Differential diagnosis

  1. Spinal form of poliomyelitis. At the onset of the disease there may be meningeal signs; then asymmetrical flaccid paresis and paralysis develop, a decrease in tendon reflexes only on the affected side, and there are practically no sensory and autonomic disorders. Currently, given the vaccination against polio, the disease is rare and differential. Diagnosis of this disease is becoming increasingly rare.
  2. Spinal cord tumor. Common with Guillain-Barré syndrome: clinical picture and changes in the CSF. Differences: it often develops gradually, paresis is spastic in nature, pyramidal signs are detected.
  3. Polyneuropathy in acute intermittent porphyria. It is characterized by the onset of autonomic disorders: abdominal pain, constipation and diarrhea, rapid heartbeat, increased blood pressure. Also with this pathology, mental disorders are observed, such as anxiety, depression, and in more severe cases, delirium and convulsive syndrome. Polyneuropathy is of a peculiar nature: the upper extremities are the first to be involved, starting from the proximal parts; tendon reflexes remain intact longer, and sensory disturbances occur less frequently and are milder in severity.
  4. Brain stem stroke. The disease often manifests itself with complaints from the head: headaches, dizziness, accompanied by nausea and vomiting, speech impairment. Then alternating syndromes are added, characterized by damage to the cranial nerve on the side of the pathological process and motor or sensory disorders of the limbs and body on the opposite side.

Causes

This disease was first described in 1916 by neurologists from France G. Guillen and J. Barre, after whom the disease was later named. But there is still no accurate information about the reasons for its occurrence. Basically, the disease develops as a consequence of a previously manifested acute infection in the patient. There is an assumption that the disease is provoked by a filterable virus . But still, most experts are inclined to believe that Guillain-Barre syndrome is of an allergic nature.

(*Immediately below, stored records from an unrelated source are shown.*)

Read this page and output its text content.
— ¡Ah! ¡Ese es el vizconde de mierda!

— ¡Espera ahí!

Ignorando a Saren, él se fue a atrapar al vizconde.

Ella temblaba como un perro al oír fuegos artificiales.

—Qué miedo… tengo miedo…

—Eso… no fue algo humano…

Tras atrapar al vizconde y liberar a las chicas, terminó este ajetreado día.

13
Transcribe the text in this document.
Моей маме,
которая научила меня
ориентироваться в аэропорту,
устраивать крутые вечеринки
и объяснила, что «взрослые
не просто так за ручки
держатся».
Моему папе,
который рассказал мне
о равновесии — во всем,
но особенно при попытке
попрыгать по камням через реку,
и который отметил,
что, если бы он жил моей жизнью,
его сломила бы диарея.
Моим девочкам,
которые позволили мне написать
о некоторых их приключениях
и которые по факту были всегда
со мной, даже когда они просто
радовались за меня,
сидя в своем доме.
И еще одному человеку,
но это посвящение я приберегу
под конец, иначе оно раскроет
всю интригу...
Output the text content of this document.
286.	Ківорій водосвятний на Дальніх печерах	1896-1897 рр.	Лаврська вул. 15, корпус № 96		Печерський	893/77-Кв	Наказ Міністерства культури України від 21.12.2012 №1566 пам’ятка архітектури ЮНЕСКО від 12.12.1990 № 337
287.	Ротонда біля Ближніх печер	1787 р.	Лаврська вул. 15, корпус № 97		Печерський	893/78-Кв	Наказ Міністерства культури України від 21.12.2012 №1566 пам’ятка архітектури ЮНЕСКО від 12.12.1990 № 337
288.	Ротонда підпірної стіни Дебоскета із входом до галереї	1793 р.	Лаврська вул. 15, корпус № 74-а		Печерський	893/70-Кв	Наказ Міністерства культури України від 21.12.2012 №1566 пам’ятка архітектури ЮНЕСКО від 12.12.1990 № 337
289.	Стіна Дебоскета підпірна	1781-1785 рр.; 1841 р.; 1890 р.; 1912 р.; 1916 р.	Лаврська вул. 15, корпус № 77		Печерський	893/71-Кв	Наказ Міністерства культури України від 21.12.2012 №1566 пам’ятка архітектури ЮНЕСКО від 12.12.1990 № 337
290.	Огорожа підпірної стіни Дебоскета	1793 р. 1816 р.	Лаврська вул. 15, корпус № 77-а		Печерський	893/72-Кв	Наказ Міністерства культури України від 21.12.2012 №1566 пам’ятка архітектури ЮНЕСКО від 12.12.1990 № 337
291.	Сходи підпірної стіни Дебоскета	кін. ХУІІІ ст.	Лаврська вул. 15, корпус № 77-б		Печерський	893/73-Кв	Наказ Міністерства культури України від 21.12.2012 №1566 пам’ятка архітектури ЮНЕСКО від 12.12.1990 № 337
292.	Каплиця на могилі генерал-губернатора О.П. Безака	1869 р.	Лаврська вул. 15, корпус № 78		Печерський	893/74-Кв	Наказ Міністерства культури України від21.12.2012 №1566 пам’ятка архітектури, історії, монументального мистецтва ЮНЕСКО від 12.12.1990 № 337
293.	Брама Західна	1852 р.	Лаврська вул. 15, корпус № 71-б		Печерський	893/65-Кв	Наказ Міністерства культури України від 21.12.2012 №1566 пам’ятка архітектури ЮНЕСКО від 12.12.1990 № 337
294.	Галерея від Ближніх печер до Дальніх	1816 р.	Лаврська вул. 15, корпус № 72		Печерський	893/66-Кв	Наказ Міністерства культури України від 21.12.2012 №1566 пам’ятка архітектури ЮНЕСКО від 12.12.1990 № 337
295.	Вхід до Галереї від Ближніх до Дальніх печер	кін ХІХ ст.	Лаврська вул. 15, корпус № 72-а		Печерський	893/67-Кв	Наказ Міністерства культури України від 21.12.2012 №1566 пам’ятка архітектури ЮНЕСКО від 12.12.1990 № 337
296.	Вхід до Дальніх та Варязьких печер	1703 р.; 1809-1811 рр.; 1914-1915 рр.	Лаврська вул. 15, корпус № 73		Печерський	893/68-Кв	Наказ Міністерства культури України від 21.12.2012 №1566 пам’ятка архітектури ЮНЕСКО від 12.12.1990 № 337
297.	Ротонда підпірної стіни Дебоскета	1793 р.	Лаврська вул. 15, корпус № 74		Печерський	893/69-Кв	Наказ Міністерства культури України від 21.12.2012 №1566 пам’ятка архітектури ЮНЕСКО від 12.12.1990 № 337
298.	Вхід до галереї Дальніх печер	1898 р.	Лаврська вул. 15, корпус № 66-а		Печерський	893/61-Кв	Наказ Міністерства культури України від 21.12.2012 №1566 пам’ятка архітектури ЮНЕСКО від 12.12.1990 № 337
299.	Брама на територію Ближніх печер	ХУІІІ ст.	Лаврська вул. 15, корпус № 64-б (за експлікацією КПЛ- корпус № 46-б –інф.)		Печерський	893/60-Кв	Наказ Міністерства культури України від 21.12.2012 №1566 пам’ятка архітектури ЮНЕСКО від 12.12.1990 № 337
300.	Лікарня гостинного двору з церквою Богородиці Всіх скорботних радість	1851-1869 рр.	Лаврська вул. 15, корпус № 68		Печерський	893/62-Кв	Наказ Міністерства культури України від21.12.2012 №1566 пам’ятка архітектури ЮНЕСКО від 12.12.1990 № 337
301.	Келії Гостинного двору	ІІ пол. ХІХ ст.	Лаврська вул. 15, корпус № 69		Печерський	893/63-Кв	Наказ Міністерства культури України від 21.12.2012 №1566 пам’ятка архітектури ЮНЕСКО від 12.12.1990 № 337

The disease is considered an autoimmune process in which destruction of nervous tissue develops. Consequently, the human immune system begins to “fight” its own body and produces antibodies to certain molecules of the nerve sheath. Damage occurs to the nerves and nerve roots, which are located at the junction of the peripheral and central nervous systems. There is no damage to the brain or spinal cord. The disease begins to develop under the influence of viruses. In this case, most often the disease begins with damage to the body by cytomegalovirus , Epstein-Barr virus , and bacteria. The immune response to the penetration of a foreign agent develops in the normal state of the body. But in some cases, disruptions in the reaction to one’s own and foreign cells appear. As a result, the immune system fights against the body.

Treatment

General therapeutic measures:

  1. Considering the possibility of developing respiratory failure, monitoring vital capacity and respiratory rate is necessary, and it is possible to transfer the patient to mechanical ventilation.
  2. For swallowing problems with a risk of aspiration, insert a nasogastric tube.
  3. It is necessary to perform a dynamic ECG, since one of the complications of the disease is disruption of the heart rhythm. In this case, the doctor must be prepared to perform the Valsava maneuver, as well as drug and electrocardioversion.
  4. In case of urination disorders, bladder catheterization is performed.

Special treatment:

  1. Intravenous immunoglobulin (IVIG) is the method of choice.
  2. Plasmapheresis has long occupied a leading place in the treatment of Guillain-Barré disease, however, given the somatic burden of patients, this method is somewhat worse than the previous one due to its more severe tolerability.

The combination of these two methods does not provide a greater therapeutic effect than monotherapy with IVIG or plasmapheresis.